Semi Precious Weapons You Love You Review

Album. Released 2010.  

BBC Review

Lady Gaga favourites release a second album of undeniable ability.

Sarah Bee 2010

New Yorkers Semi Precious Weapons are Lady Gaga’s darlings and regular support band, and their short but forceful second album shows the particular trash-garage-pop spunk that makes her a fan. The wholehearted endorsement of one of pop’s most towering figures is a double-edged spike heel – it’s a great reference, but it immediately invites negative comparison. SPW can’t approach her bamboozling supremacy, but then no one can at present, and they have a certain mucky sparkle of their own.

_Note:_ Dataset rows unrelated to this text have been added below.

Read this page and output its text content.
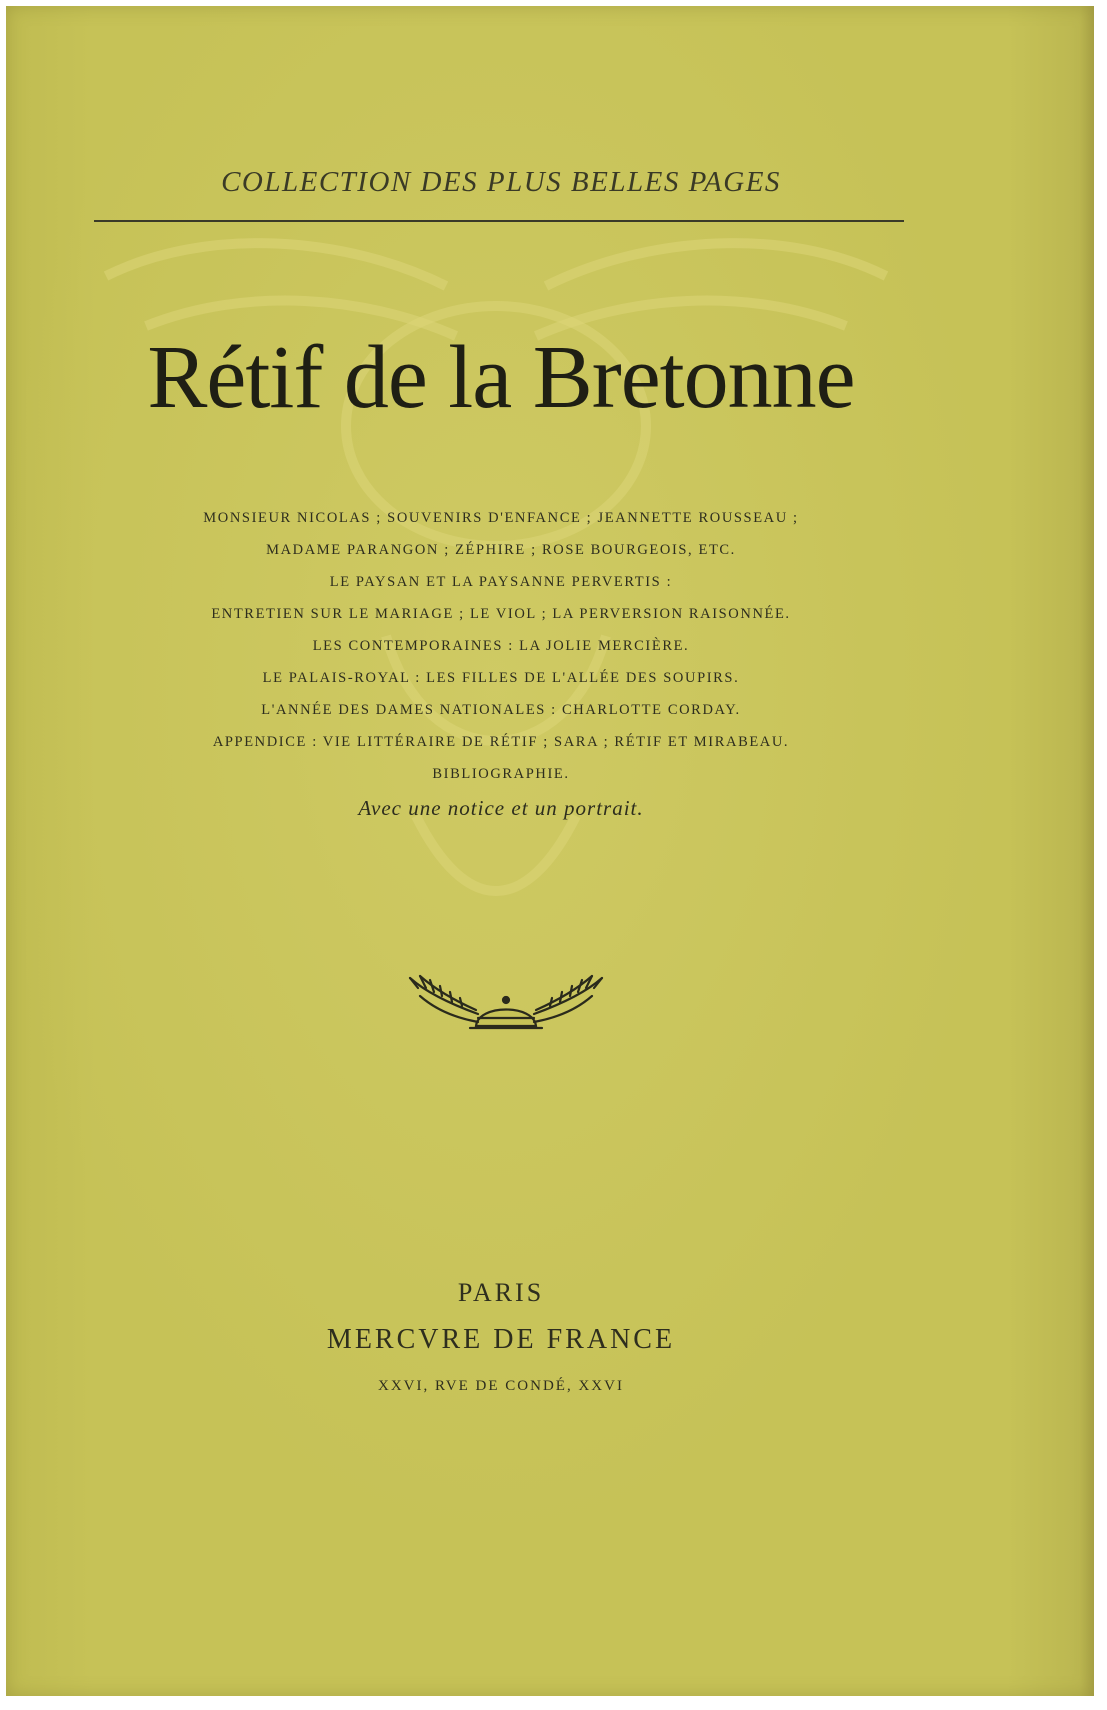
COLLECTION DES PLUS BELLES PAGES
Rétif de la Bretonne
MONSIEUR NICOLAS ; SOUVENIRS D'ENFANCE ; JEANNETTE ROUSSEAU ;
MADAME PARANGON ; ZÉPHIRE ; ROSE BOURGEOIS, ETC.
LE PAYSAN ET LA PAYSANNE PERVERTIS :
ENTRETIEN SUR LE MARIAGE ; LE VIOL ; LA PERVERSION RAISONNÉE.
LES CONTEMPORAINES : LA JOLIE MERCIÈRE.
LE PALAIS-ROYAL : LES FILLES DE L'ALLÉE DES SOUPIRS.
L'ANNÉE DES DAMES NATIONALES : CHARLOTTE CORDAY.
APPENDICE : VIE LITTÉRAIRE DE RÉTIF ; SARA ; RÉTIF ET MIRABEAU.
BIBLIOGRAPHIE.
Avec une notice et un portrait.
PARIS
MERCVRE DE FRANCE
XXVI, RVE DE CONDÉ, XXVI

Superficially – and best believe they’re superficial (not that this is necessarily a problem) – they have the delirious whiff of a Bill Bailey Placebo pastiche. Singer Justin Tranter, voice dripping with mascara, attacks every line like a row of apples, spitting arch post-post-punk mouthfuls every which way and apparently sterr-etching his cakehole so a-wyyde-ah that, were it possible, he could fit his whole head in there. Yet past the Darkness-grade absurdity and preening and peacock-poncing there is undeniable ability, and a nose for a vicious hook.

It’s deliberately dirty stuff, like the Scissor Sisters improvising in a toilet and like totally doing it, etc. Statues of Ourselves is framed by a chorus of theatrical sex-gasps. The word “sticky” and the verb “to finger” are used to great effect, all so pointedly and moistly and with such relish that when a stray “f***” shows up, it hardly sounds like “f***” at all. Startling ballad Leave Your Pretty to Me is so out of place and so splendidly overblown, with its falsetto peaks and swathes of strings, that it endears them to you. Tender closer Look at Me raises a titter after such an onslaught of genitalia (“Look at me while we do it” – tee-hee!). It sounds very knowing indeed, like a comment on a comment – but it’s a consistent pose, and maybe not that far removed from sincerity.

They are exuberantly naughty and flouncy and beastly and flimsy, and this is fine: it’s a fun album. Mind you, if you can still get a brush through your hair, wake up before noon most days and are over 19, it’s liable to make you feel old.